The New Age has been heavily criticised: for its superficial and uncritical eclecticism, for its commercialisation (a multibillion-dollar industry of spiritual products), for decontextualised appropriation of foreign traditions (orientalism, indigenism), for its naivety toward pseudoscience, and for its consumerist individualism disguised as spirituality. Scholars such as Wouter Hanegraaff (New Age Religion and Western Culture, 1996), Paul Heelas, Christopher Partridge have seriously analysed the phenomenon. In its best manifestations, the New Age has kept alive a sensitivity toward spiritual dimensions of existence in a secularised culture; in its worst, it has been spiritual kitsch with little depth.

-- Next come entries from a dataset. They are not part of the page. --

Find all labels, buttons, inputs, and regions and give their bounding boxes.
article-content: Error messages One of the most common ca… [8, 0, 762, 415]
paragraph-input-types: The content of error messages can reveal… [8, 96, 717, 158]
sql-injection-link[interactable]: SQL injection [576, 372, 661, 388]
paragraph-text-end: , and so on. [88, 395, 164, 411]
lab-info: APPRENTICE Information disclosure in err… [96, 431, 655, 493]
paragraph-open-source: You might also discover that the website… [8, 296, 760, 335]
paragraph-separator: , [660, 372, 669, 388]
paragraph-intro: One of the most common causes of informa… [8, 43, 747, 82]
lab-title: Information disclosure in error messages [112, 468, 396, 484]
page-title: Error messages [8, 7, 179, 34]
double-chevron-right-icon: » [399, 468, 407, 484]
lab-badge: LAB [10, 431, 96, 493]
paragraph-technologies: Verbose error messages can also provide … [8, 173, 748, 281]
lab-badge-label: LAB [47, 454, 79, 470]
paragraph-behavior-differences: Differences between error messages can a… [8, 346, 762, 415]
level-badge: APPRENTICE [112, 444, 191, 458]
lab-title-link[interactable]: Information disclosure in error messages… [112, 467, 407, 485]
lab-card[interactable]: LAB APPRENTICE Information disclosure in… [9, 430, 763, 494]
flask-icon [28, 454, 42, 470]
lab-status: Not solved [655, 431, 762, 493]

Today it has mutated into various forms of spirituality without religion, yoga, mindfulness, integrative therapies, which remain very influential in contemporary culture.

Strengths

  • Cultural openness to spiritual diversity.
  • Emphasis on direct experience and autonomy.
  • Impulse toward integrative medicine and deep ecology.
  • Includes rigorous work and not only kitsch.

Main critiques

  • High proportion of pseudoscience and charlatanism.
  • Cultural appropriation of indigenous and Eastern traditions.
  • Excessive epistemological relativism.
  • Commercialisation and market logic.